Dans une autre lettre, il expliquait :

« Il est toujours plus facile de voir pourquoi nous ne pouvons pas réussir, toujours plus facile de hausser les épaules et de croire que le mieux que nous puissions faire est d’essayer, presque comme un acte de consolation.

Sans croire au succès, le succès devient difficile à réaliser, presque une impossibilité. Tout comme la libération des animaux en fait, [est dit être] un concept impossible.

Cependant, sachez que ce n’est pas le cas, ou bien pourquoi est-ce que nous combattons? Nous ne devrions jamais craindre le succès de nos actions ou cesser d’y croire. Et nous ne devrions jamais avoir peur de vouloir atteindre les étoiles, si c’est correct (…) Comment pourrions-nous demander moins?

Cela revient à condamner tant d’animaux à une vie de souffrance et de mort. Croyez-moi, il est temps d’atteindre ces étoiles et de croire que c’est possible. »

Si officiellement le gouvernement refusa toute négociation, il en entama finalement une, au 44e jour de la grève de la faim. Barry Horne décida alors de réduire ses revendications à une mesure promise par le Labour au moment des élections : la mise en place d’une commission d’enquête royale sur l’expérimentation animale.

Il affirma alors :

« Une commission royale ou quelque chose de similaire est le minimum que nous pouvons accepter. Nous faisons toujours des compromis, alors que le Labour joue avec la souffrance des animaux. Pourquoi des animaux devraient-ils souffrir en raison de négociations politiques? (…)

Je ne fais pas de chantage au Labour. Le Labour a fait du chantage aux gens, afin qu’ils votent pour lui. J’essaie seulement de lui rappeler ses promesses. »

Des négociations commencèrent et Barry Horne, à la limite du coma, décida de boire du jus d’orange et du thé sucré pendant trois jours, afin d’être en mesure de saisir les textes des négociations. Cela fut un prétexte pour les médias pour l’accuser de mener une fausse grève de la faim.

Des nombreuses initiatives de soutien à Barry Horne se développèrent tout au long de la grève de la faim ; l’ARM menaça alors d’exécuter plusieurs dirigeants d’organismes liés à la vivisection, ceux-ci restèrent alors parfois pendant plusieurs années sous la protection de la police.

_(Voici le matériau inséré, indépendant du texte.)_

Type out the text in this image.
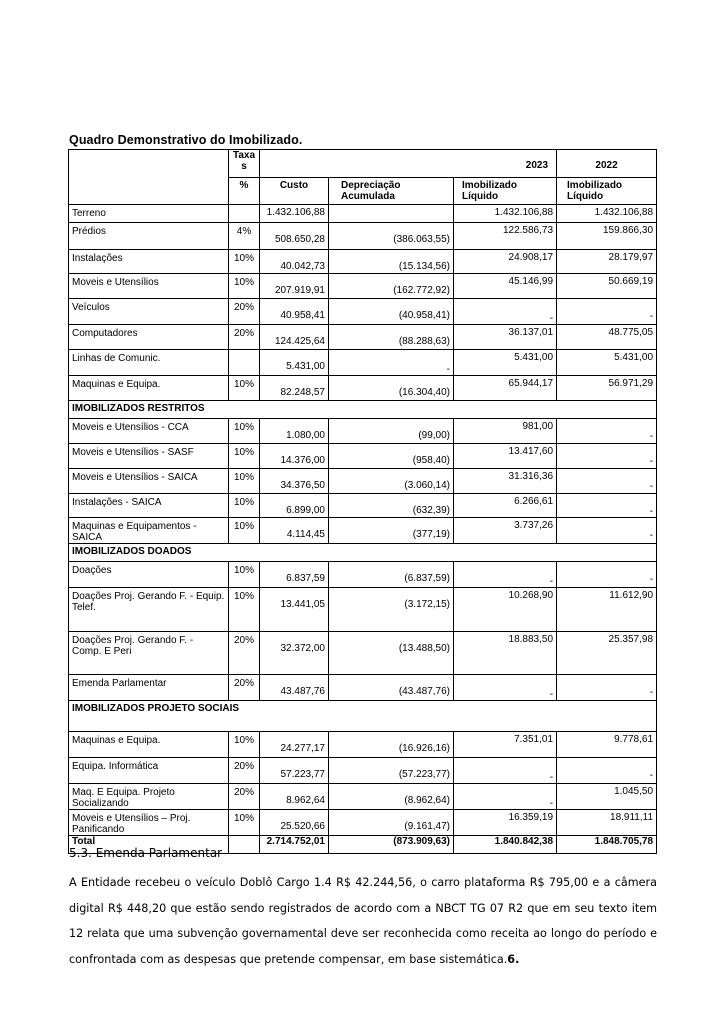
Quadro Demonstrativo do Imobilizado.
	Taxa s	2023			2022
	%	Custo	Depreciação Acumulada	Imobilizado Líquido	Imobilizado Líquido
Terreno		1.432.106,88		1.432.106,88	1.432.106,88
Prédios	4%	508.650,28	(386.063,55)	122.586,73	159.866,30
Instalações	10%	40.042,73	(15.134,56)	24.908,17	28.179,97
Moveis e Utensílios	10%	207.919,91	(162.772,92)	45.146,99	50.669,19
Veículos	20%	40.958,41	(40.958,41)	-	-
Computadores	20%	124.425,64	(88.288,63)	36.137,01	48.775,05
Linhas de Comunic.		5.431,00	-	5.431,00	5.431,00
Maquinas e Equipa.	10%	82.248,57	(16.304,40)	65.944,17	56.971,29
IMOBILIZADOS RESTRITOS					
Moveis e Utensílios - CCA	10%	1.080,00	(99,00)	981,00	-
Moveis e Utensílios - SASF	10%	14.376,00	(958,40)	13.417,60	-
Moveis e Utensílios - SAICA	10%	34.376,50	(3.060,14)	31.316,36	-
Instalações - SAICA	10%	6.899,00	(632,39)	6.266,61	-
Maquinas e Equipamentos - SAICA	10%	4.114,45	(377,19)	3.737,26	-
IMOBILIZADOS DOADOS					
Doações	10%	6.837,59	(6.837,59)	-	-
Doações Proj. Gerando F. - Equip. Telef.	10%	13.441,05	(3.172,15)	10.268,90	11.612,90
Doações Proj. Gerando F. - Comp. E Peri	20%	32.372,00	(13.488,50)	18.883,50	25.357,98
Emenda Parlamentar	20%	43.487,76	(43.487,76)	-	-
IMOBILIZADOS PROJETO SOCIAIS					
Maquinas e Equipa.	10%	24.277,17	(16.926,16)	7.351,01	9.778,61
Equipa. Informática	20%	57.223,77	(57.223,77)	-	-
Maq. E Equipa. Projeto Socializando	20%	8.962,64	(8.962,64)	-	1.045,50
Moveis e Utensílios – Proj. Panificando	10%	25.520,66	(9.161,47)	16.359,19	18.911,11
Total		2.714.752,01	(873.909,63)	1.840.842,38	1.848.705,78
5.3. Emenda Parlamentar
A Entidade recebeu o veículo Doblô Cargo 1.4 R$ 42.244,56, o carro plataforma R$ 795,00 e a câmera digital R$ 448,20 que estão sendo registrados de acordo com a NBCT TG 07 R2 que em seu texto item 12 relata que uma subvenção governamental deve ser reconhecida como receita ao longo do período e confrontada com as despesas que pretende compensar, em base sistemática.6.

Barry Horne cessa la grève de la faim au bout de 68 jours, mais devant le blocage de la situation, alors que lui-même était devenu isolé et extrêmement affaibli par ses actions, en recommença une nouvelle le 21 octobre 2001, mais décéda dès le 5 novembre, ne s’étant jamais réellement remis de la précédente grève de la faim.

Plusieurs centaines de personnes participèrent aux funérailles, munies d’une banderole où était inscrit « Labour lied – Barry died » (le Labour a menti – Barry est mort). Il est enterré dans sa ville natale de Northampton, habillé d’un maillot de football du club local.